Peu de temps après qu'Archélaûs eut arrêté le cours de cette sédition, il descendit à Césarée, accompagné de sa mère Malthace et des principaux de ses amnis. Salomé, sa tante, qui ne l'aimait pas, le suivit dans ce voyage avec toute sa famille, sous prétexte de lui faire honneur et de le servir à obtenir la confirmation du royaume ; mais en effet, c'était pour le traverser dans ses prétentions. Avant que de partir de Jérusalem, il y laissa Philippe, son frère utérin, pour gouverner en son absence, et pour avoir soin des affaires de sa maison; après quoi il descendit à Césarée, et s'embarqua pour aller à Rome. Il se trouva fort embarrassé avant de se mettre sur mer; car il rencontra à Césarée Sabinus, intendant des affaires d'Auguste, qui s'en allait en Judée pour se saisir des trésors laissés par Hérode. Mais Varus le tira alors de cet embarras; car il fit promettre à Sabinus qu'il ne s'emparerait point des forteresses, et qu'il ne mettrait point le scellé aux trésors. Cependant il fit tout le contraire, après l'embarquement d'Archélaüs et le retour de Varus à Antioche (Joseph., lib. XVII Antiquit. cap. 11, et lib. II Bell. Jud., cap. 3).

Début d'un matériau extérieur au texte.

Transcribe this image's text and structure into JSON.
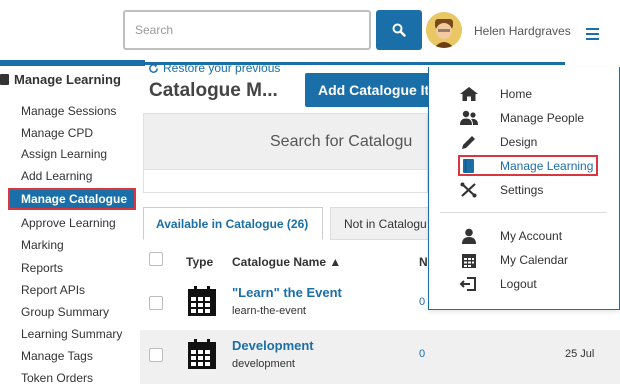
{
  "header": {
    "search_placeholder": "Search",
    "user_name": "Helen Hardgraves"
  },
  "sidebar": {
    "title": "Manage Learning",
    "items": [
      {
        "label": "Manage Sessions"
      },
      {
        "label": "Manage CPD"
      },
      {
        "label": "Assign Learning"
      },
      {
        "label": "Add Learning"
      },
      {
        "label": "Manage Catalogue",
        "active": true
      },
      {
        "label": "Approve Learning"
      },
      {
        "label": "Marking"
      },
      {
        "label": "Reports"
      },
      {
        "label": "Report APIs"
      },
      {
        "label": "Group Summary"
      },
      {
        "label": "Learning Summary"
      },
      {
        "label": "Manage Tags"
      },
      {
        "label": "Token Orders"
      }
    ]
  },
  "main": {
    "title": "Catalogue M...",
    "add_button": "Add Catalogue Ite",
    "search_panel_title": "Search for Catalogu",
    "restore_link": "Restore your previous",
    "tabs": [
      {
        "label": "Available in Catalogue (26)",
        "active": true
      },
      {
        "label": "Not in Catalogu",
        "active": false
      }
    ],
    "table": {
      "headers": [
        "Type",
        "Catalogue Name ▲",
        "N"
      ],
      "rows": [
        {
          "name": "\"Learn\" the Event",
          "slug": "learn-the-event",
          "count": "0",
          "date": ""
        },
        {
          "name": "Development",
          "slug": "development",
          "count": "0",
          "date": "25 Jul"
        }
      ]
    }
  },
  "menu": {
    "items": [
      {
        "label": "Home",
        "icon": "home-icon"
      },
      {
        "label": "Manage People",
        "icon": "people-icon"
      },
      {
        "label": "Design",
        "icon": "pencil-icon"
      },
      {
        "label": "Manage Learning",
        "icon": "book-icon",
        "highlighted": true
      },
      {
        "label": "Settings",
        "icon": "wrench-icon"
      },
      {
        "label": "My Account",
        "icon": "user-icon"
      },
      {
        "label": "My Calendar",
        "icon": "calendar-icon"
      },
      {
        "label": "Logout",
        "icon": "logout-icon"
      }
    ]
  },
  "colors": {
    "primary": "#1b6fa8",
    "highlight_border": "#d9363e"
  }
}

Demeure de Jésus-Christ à Nazareth de Galilée.

Ce fut vers le commencement de cette année, lorsque Jésus-Christ entrait dans la deuxième de son âge, et que la Judée était dans l'agitation et le trouble, que Joseph et Marie fixèrent leur demeure dans la ville de Nazareth, en la province de Galilée. Saint Matthieu en a écrit peu de chose, il s'est contenté de dire en deux mots, parlant de saint Joseph: Et veniens habitavit in civitate, quæ vocatur Nazareth (Matth., XXIV, 23), Il vint demeurer dans une ville appelée Nazareth. Saint Luc ne dit presque rien davantage de lui et de Marie: Après, dit-il, qu'ils eurent accompli toutes choses selon la loi du Seigneur, ils s'en retournèrent dans la Galilée à Nazareth, ville de leur demeure, reversi sunt in Galilæam in civitatem suam Nazareth (Luc, II, 39). Cette ville peu renommée parmi les Juifs, mais si célèbre parmi les chrétiens, était dans la tribu de Zabulon, située sur la croupe d'une montagne assez élevée, non loin du torrent de Cison. Elle était entre les villes de Naïm et de Séphoris, et il n'y avait pas beaucoup de distance de la montagne de Thabor. Ce fut dans cette ville que Jésus-Christ demeura caché l'espace de vingt-neuf ans, si peu connu des hommes, mais si grand et si connu aux yeux de son Père; car il y resta dans l'humiliation et l'obscurité jusqu'à ce qu'il alla au baptême, et qu'il commença à se manifester au peuple d'Israël. Il y fut, cette année, comme dans une espèce d'asile, parmi les grands troubles qui agitèrent durant l'été la province de Galilée. Car ce fut dans ces mouvements séditieux que la riche ville de Séphoris, qui était si voisine de Nazareth, et

qui servait de retraite à un certain Judas qui avait usurpé le titre de roi, fut prise par le fils de Varus, qui la réduisit en cendres, et fit vendre à l'encan tous ses habitants (Joseph., lib. XVII Antiquit., cap. 12). L'affaire d'Archélaüs est examinée en présence d'Auguste.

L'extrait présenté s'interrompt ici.